For many people, I suspect, the First Commandment, which directs us to honor God, is no longer even a whisper in the heart. Some have replaced God with politics, reckoning that government or ideology will lead them down the road to salvation and heaven on earth. These true believers ignore the countries—Russia, Cambodia, and so many others—that have driven this same highway in the last century, eventually smashing into a wall, but only after murdering millions. Others have toppled God, erecting and worshiping self instead, which, given the foibles of human nature, is an enterprise equally doomed to failure.

This is not to say that Americans are unkind or miserly. Every day I see my fellow citizens treating one another with respect, helping others and going out of their way to do a good turn. A recent example of this in my own life happened when a fall left me with three broken ribs and a friend stepped up and cared for me for a week.

Taken as a whole, however, without shared common principles our society is a ship on the high seas without a helmsman, maps, or compass. One example of this chaos—and there are many, many others—may be found in the current upheaval regarding the Supreme Court and Roe v. Wade. Enraged that the justices may overturn this ruling, rabid leftists have attacked churches and pro-life centers and issued vicious threats, all the while ignorantly believing that this reversal will end abortion in our country. You won’t find civility in this mob, much less mercy.

The rot in our cultural foundations runs deep, and a sea-change in religious sensibility seems unlikely, yet the distant past does provide a ray of hope—another Christian virtue. In the late Roman Empire, many people converted to Christianity in part because of its promises of salvation and eternal life, but also because they witnessed Christians practicing their beliefs in ways that ran counter to the prevailing culture of violence, misery, and death. They saw men, women, and children living out their faith, and in some cases dying for it.

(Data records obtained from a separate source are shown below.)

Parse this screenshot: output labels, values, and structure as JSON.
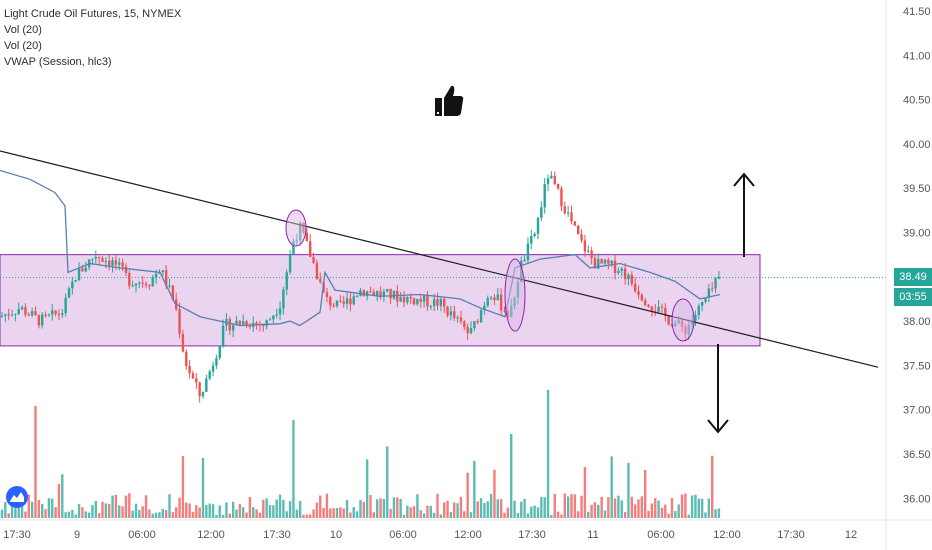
{
  "chart_data": {
    "type": "candlestick",
    "title": "Light Crude Oil Futures, 15, NYMEX",
    "indicators": [
      "Vol (20)",
      "Vol (20)",
      "VWAP (Session, hlc3)"
    ],
    "y_axis": {
      "ticks": [
        "41.50",
        "41.00",
        "40.50",
        "40.00",
        "39.50",
        "39.00",
        "38.50",
        "38.00",
        "37.50",
        "37.00",
        "36.50",
        "36.00"
      ],
      "range": [
        35.85,
        41.6
      ]
    },
    "x_axis": {
      "ticks": [
        "17:30",
        "9",
        "06:00",
        "12:00",
        "17:30",
        "10",
        "06:00",
        "12:00",
        "17:30",
        "11",
        "06:00",
        "12:00",
        "17:30",
        "12"
      ]
    },
    "last_price": "38.49",
    "countdown": "03:55",
    "box_range": [
      37.72,
      38.75
    ],
    "trendline": {
      "from": 39.92,
      "to": 37.48
    },
    "annotations": [
      "up arrow",
      "down arrow",
      "thumbs-up icon",
      "circled touches on trendline"
    ],
    "grid": false,
    "colors": {
      "up": "#26a69a",
      "down": "#ef5350",
      "vwap": "#5b7fb0",
      "box_fill": "#dcb8e6",
      "box_border": "#8e24aa",
      "trendline": "#1b1b1b",
      "price_tag": "#26a69a"
    }
  }
}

They saw a religion that gentled the human condition.

If like those ancient examples, today’s Christians—and for that matter, non-believers as well—live by a code that respects the dignity of the human person, spurning the ugliness, deformity, and despair endemic in so much of society and serving as models to those around them, those guttering flames of our culture may remain afire.

And who knows? Perhaps decades, even a century from now, those exemplars and their descendants will spark a bonfire of renewal.